We were replaying the results of my fetal echocardiogram, watching the image of my baby’s tiny heart beating on the Smart Board. It was entrancing. Chloe was almost in tears at the beauty of it. Abigail scribbled pages of notes, all without looking away from the screen. Noah had the flip cam trained on the monitor, so I knew this would be on YouTube in Kandahar before I got home that day to warn Brad that it was coming. The whole class, including the teacher, was fascinated.
All but Donnie. He was bored out of his mind, struggling to keep his butt in his chair. And he lost the struggle, jumping up and mumbling, “Going to the bathroom.” He practically galloped out of the room.
A few minutes later, a couple of visitors walked into the lab, and Oz paused the video. I knew one was the principal, Mr. Del Rio. The other looked like a congressman, or some other kind of big shot, an older guy in a very snazzy suit.
He walked right up to me, smiled warmly, and held out his hand. “I’m Dr. Schultz, superintendent of the Hardcastle schools. I came specifically to meet you, Mrs. Patterson, and thank you for what you’re doing for this class.”
That’s why he looked familiar.
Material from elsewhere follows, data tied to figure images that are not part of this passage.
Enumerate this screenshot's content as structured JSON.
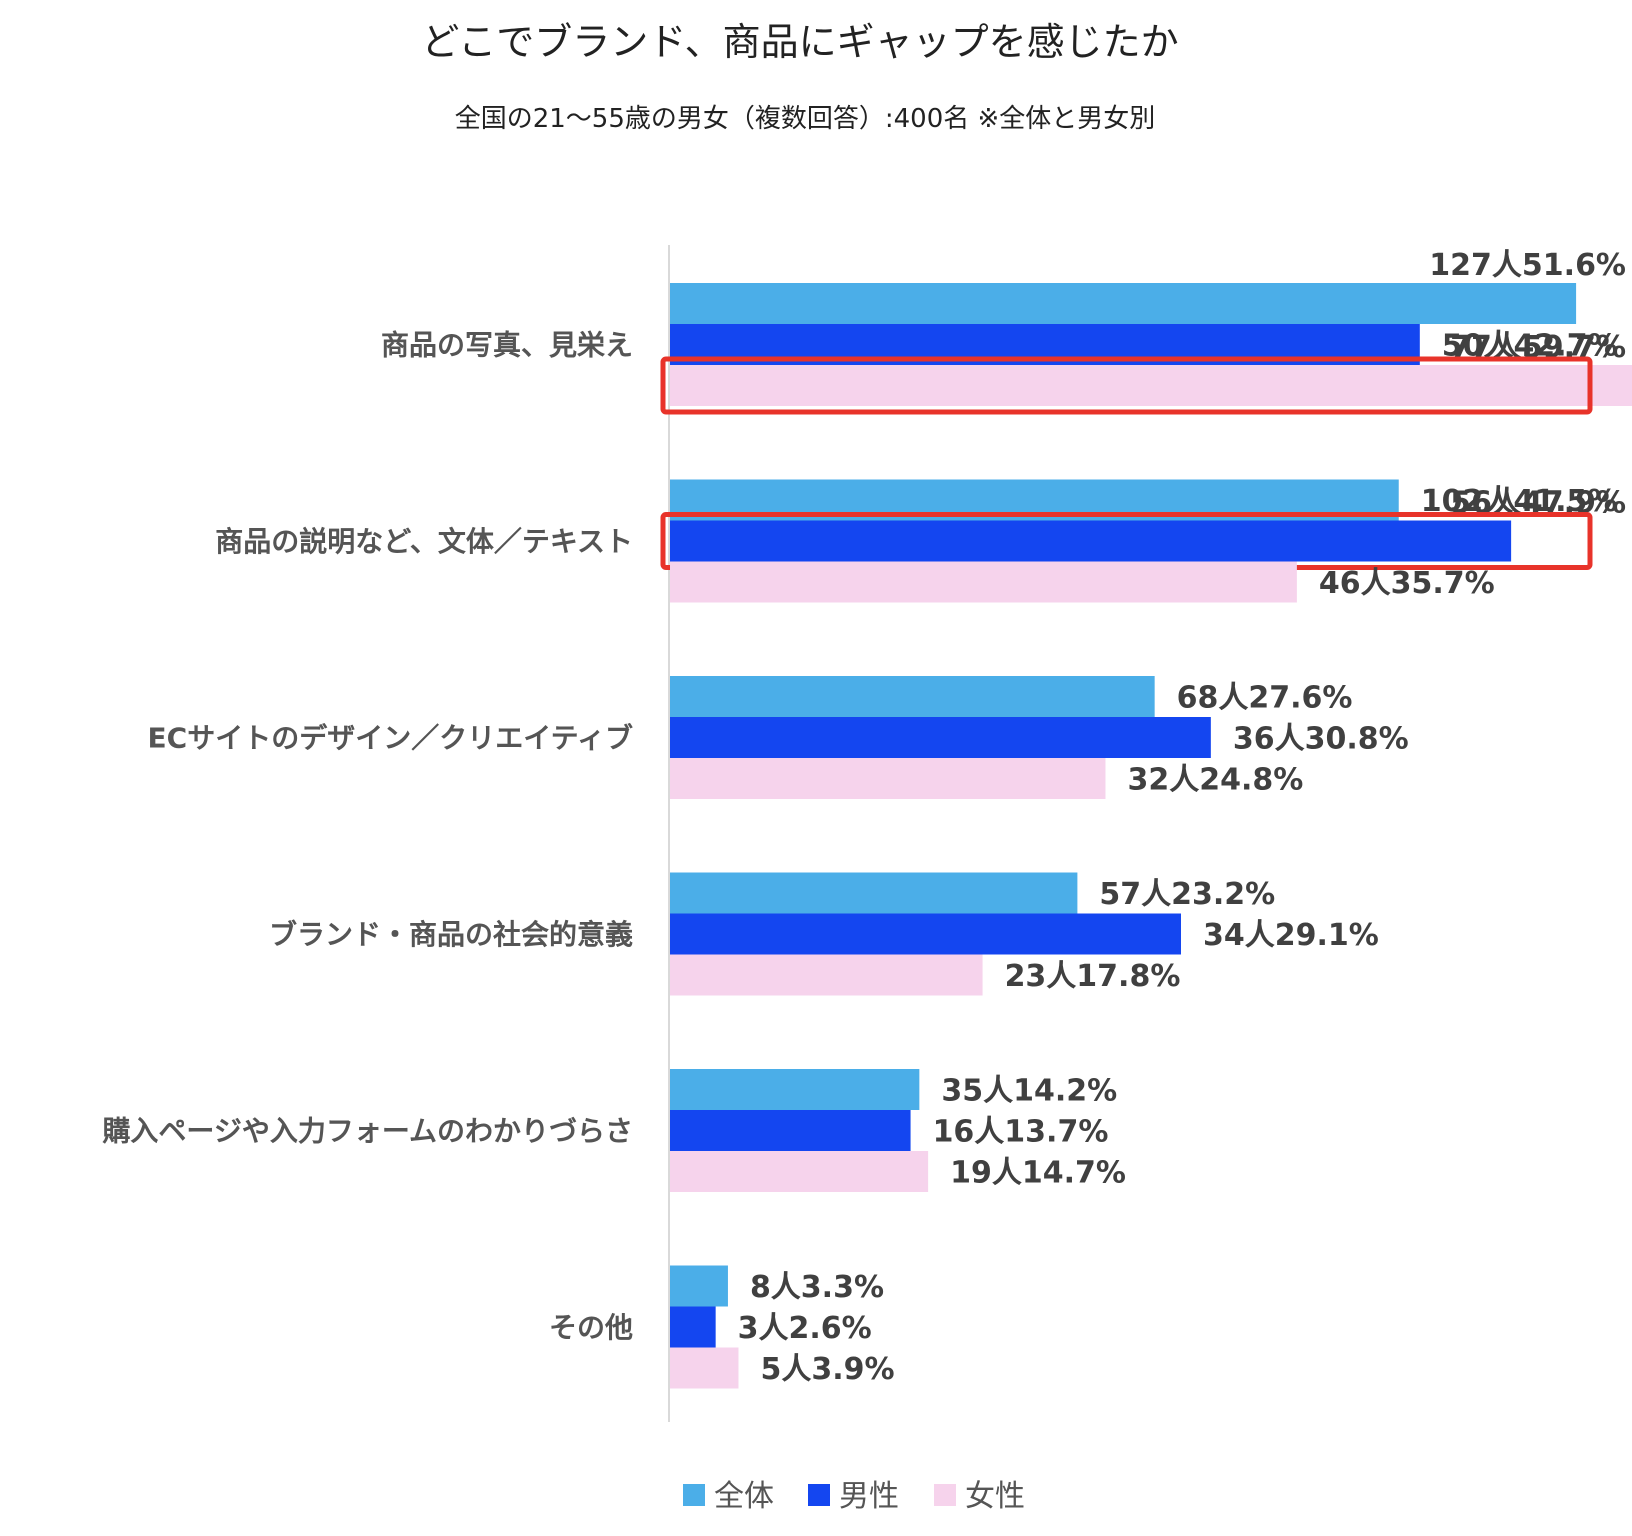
{
  "chart_data": {
    "type": "bar",
    "orientation": "horizontal",
    "title": "どこでブランド、商品にギャップを感じたか",
    "subtitle": "全国の21〜55歳の男女（複数回答）:400名 ※全体と男女別",
    "categories": [
      "商品の写真、見栄え",
      "商品の説明など、文体／テキスト",
      "ECサイトのデザイン／クリエイティブ",
      "ブランド・商品の社会的意義",
      "購入ページや入力フォームのわかりづらさ",
      "その他"
    ],
    "series": [
      {
        "name": "全体",
        "color": "#4baee8",
        "values": [
          51.6,
          41.5,
          27.6,
          23.2,
          14.2,
          3.3
        ],
        "labels": [
          "127人51.6%",
          "102人41.5%",
          "68人27.6%",
          "57人23.2%",
          "35人14.2%",
          "8人3.3%"
        ]
      },
      {
        "name": "男性",
        "color": "#1446f0",
        "values": [
          42.7,
          47.9,
          30.8,
          29.1,
          13.7,
          2.6
        ],
        "labels": [
          "50人42.7%",
          "56人47.9%",
          "36人30.8%",
          "34人29.1%",
          "16人13.7%",
          "3人2.6%"
        ]
      },
      {
        "name": "女性",
        "color": "#f6d3ec",
        "values": [
          59.7,
          35.7,
          24.8,
          17.8,
          14.7,
          3.9
        ],
        "labels": [
          "77人59.7%",
          "46人35.7%",
          "32人24.8%",
          "23人17.8%",
          "19人14.7%",
          "5人3.9%"
        ]
      }
    ],
    "xlim": [
      0,
      60
    ],
    "grid": false,
    "legend": "bottom",
    "highlights": [
      {
        "category_index": 0,
        "series_index": 2,
        "color": "#e8332a"
      },
      {
        "category_index": 1,
        "series_index": 1,
        "color": "#e8332a"
      }
    ]
  }
}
He used to be the principal at North High when I was a cheerleader at Hardcastle. He’s the jerk who lodged a complaint that our uniforms were too “minimalist.” He’d been a stuffed shirt back then, and it didn’t seem as if that had changed now that he had the top job.
But all that was in the past, especially my cheerleading career. I was a mature adult, almost a mother. I shook his hand. “I’m happy to do it. They’re great kids.”
Dr. Schultz went on for a while—how selfless I was, people should follow my example, my brother was so grateful, blah, blah, blah. He seemed to think that a) Donnie needed the credit I was providing, and b) Donnie was actually here, and not in the bathroom. Neither Oz nor Mr. Del Rio corrected him, though. I guess you don’t interrupt a superintendent, even when he hasn’t got his facts straight.